The world watched Katrina’s devastation with horror and awe — and it found a 24-hour view online.
The video clips and digital images available from the various search engines pointed out differences in how the search engines handle multimedia — and in how well they do.
Katrina sparked a huge rush to online news sites, and put one on the map. Internet audience measurement firm Nielsen/NetRatings said that ABCNews Digital and MSNBC both saw triple-digit jumps in audience, while Advance.net became the fastest-growing site between Aug. 22 and Aug. 29, thanks to Nola.com, the Web site of New Orleans’ Times Picayune newspaper. Advance.net creates and manages the online presence for magazines and newspapers owned by Advance Publications.
Words couldn’t describe the wreckage, not like the wealth of photos and videos documenting Katrina’s passage.
While content sites AOL and Yahoo created special boxes on their front pages linking to news stories, photos and video, that content wasn’t searchable through their image search functions. Instead, site visitors were led to consume packaged features and stories. AOL said it had no information about response to its site.
A Yahoo spokeswoman said that Yahoo News had experienced record-breaking traffic for the week, with Monday, the day Katrina hit, the most-trafficked day in its history. On both Monday and Tuesday, Yahoo News served more than 110 million photo views.
Image search services, which are for the most part created by regular Web crawling, lagged.
As of 1:10 p.m. EDT on Thursday, Google Image Search returned “about 36” results for the keywords “hurricane” and “Katrina.” Yahoo Image Search returned 606 results. (AOL Picture Search is powered by Google.)
Ask Jeeves delivered 151 images of the hurricane and its effects, as well as a few of a prize cow named Katuna Hurricane whose owner is Katrina Copping. The results mirrored those of Picsearch, an image search engine that provides Ask’s image search results.
Katrina showed the increasing importance of user-generated media. By far the most searchable images were available on Flickr, Yahoo’s personal photo posting and sharing service. Both those who upload photos and those who view them can add tags, or keywords, enabling others to find them via search.
A quick Flickr search on Monday showed only a few photos, many of which had likely, in a sort of Flickr-spam, been tagged with the newsworthy phrase in an attempt to get attention.
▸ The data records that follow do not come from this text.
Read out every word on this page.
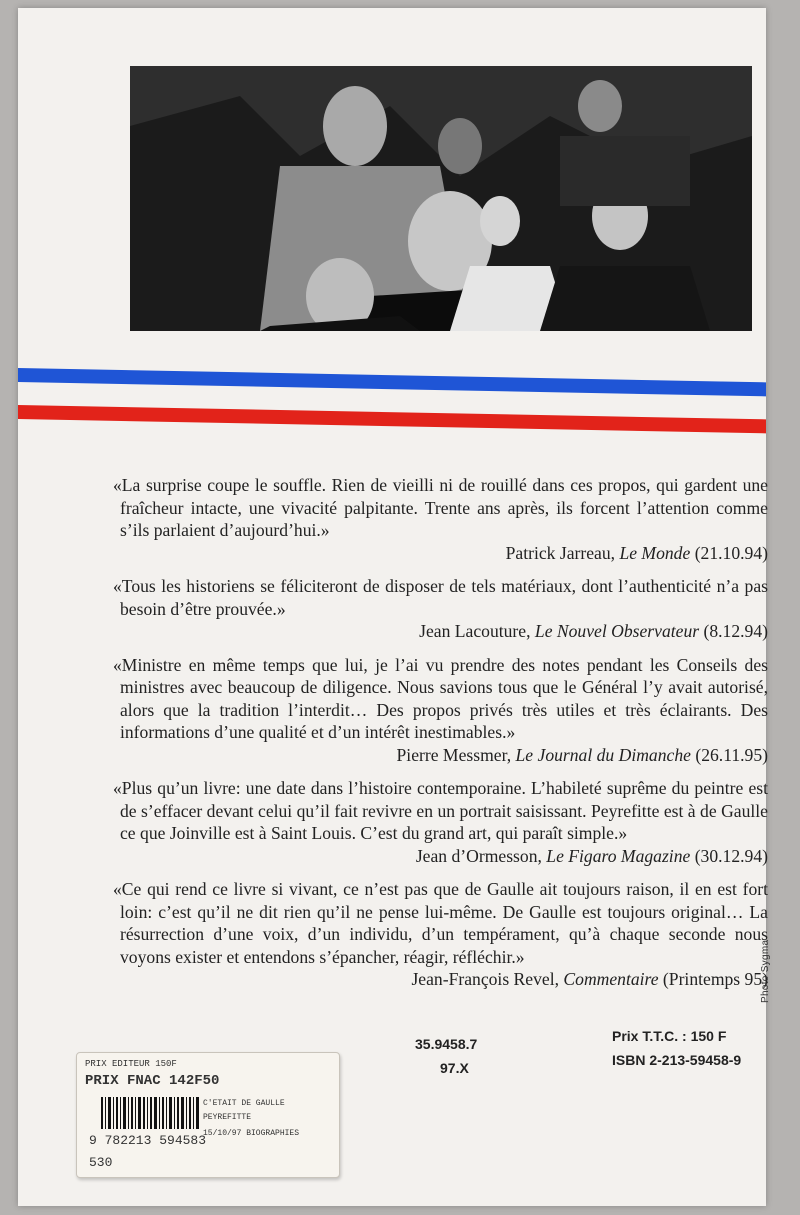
«La surprise coupe le souffle. Rien de vieilli ni de rouillé dans ces propos, qui gardent une fraîcheur intacte, une vivacité palpitante. Trente ans après, ils forcent l’attention comme s’ils parlaient d’aujourd’hui.»
Patrick Jarreau, Le Monde (21.10.94)
«Tous les historiens se féliciteront de disposer de tels matériaux, dont l’authenticité n’a pas besoin d’être prouvée.»
Jean Lacouture, Le Nouvel Observateur (8.12.94)
«Ministre en même temps que lui, je l’ai vu prendre des notes pendant les Conseils des ministres avec beaucoup de diligence. Nous savions tous que le Général l’y avait autorisé, alors que la tradition l’interdit… Des propos privés très utiles et très éclairants. Des informations d’une qualité et d’un intérêt inestimables.»
Pierre Messmer, Le Journal du Dimanche (26.11.95)
«Plus qu’un livre: une date dans l’histoire contemporaine. L’habileté suprême du peintre est de s’effacer devant celui qu’il fait revivre en un portrait saisissant. Peyrefitte est à de Gaulle ce que Joinville est à Saint Louis. C’est du grand art, qui paraît simple.»
Jean d’Ormesson, Le Figaro Magazine (30.12.94)
«Ce qui rend ce livre si vivant, ce n’est pas que de Gaulle ait toujours raison, il en est fort loin: c’est qu’il ne dit rien qu’il ne pense lui-même. De Gaulle est toujours original… La résurrection d’une voix, d’un individu, d’un tempérament, qu’à chaque seconde nous voyons exister et entendons s’épancher, réagir, réfléchir.»
Jean-François Revel, Commentaire (Printemps 95)
Photo Sygma
PRIX EDITEUR 150F
PRIX FNAC 142F50
9 782213 594583
C'ETAIT DE GAULLE
PEYREFITTE
15/10/97 BIOGRAPHIES
530
35.9458.7
97.X
Prix T.T.C. : 150 F
ISBN 2-213-59458-9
By Thursday morning, inappropriate photos had been replaced by a total of 874 photos of the hurricane uploaded by users.
Flickr recently implemented a couple of new techniques to increase relevance of its image search. First, it added clustered results, so that someone searching for turkey would get groups relating to the country and the food.
Second, it began ranking results by “interestingness,” a ranking algorithm based on user behavior that takes into account, among other things, how many users add the photo to their favorites and whether strangers have commented.
It was in video search that differences between the search services showed most clearly. Video search engines have very different ways of indexing, as Suranga Chandratillake, co-founder of Blinkx, pointed out. Blinkx.tv search uses speech recognition to index the entire contents of video clips, which it garners from news partners and Web crawls.
On a Blinkx search, he said, the most popular files have been traditional media content. “All our big news sources, such as the BBC, Reuters and Fox News, have had the biggest number of click-throughs,” he said. “People want to see the official footage.”
The service returned 50 results for the hurricane Katrina search.
Google Video Search, which is still in beta, uses a mix of partner-provided news clips and user-uploaded files, with metadata provided by the content owner. It returned “about 15” results for a search on hurricane and Katrina, most of them video that had been uploaded by users. Google did not respond to a request for comment.
AOL video search returned 262 results, most of them from professional news organizations like CNN, the BBC and Reuters.
Yahoo Video Search returned 246 results, weighted heavily toward U.S. television news stations, with a hefty proportion coming from a January partnership with TVEyes.com.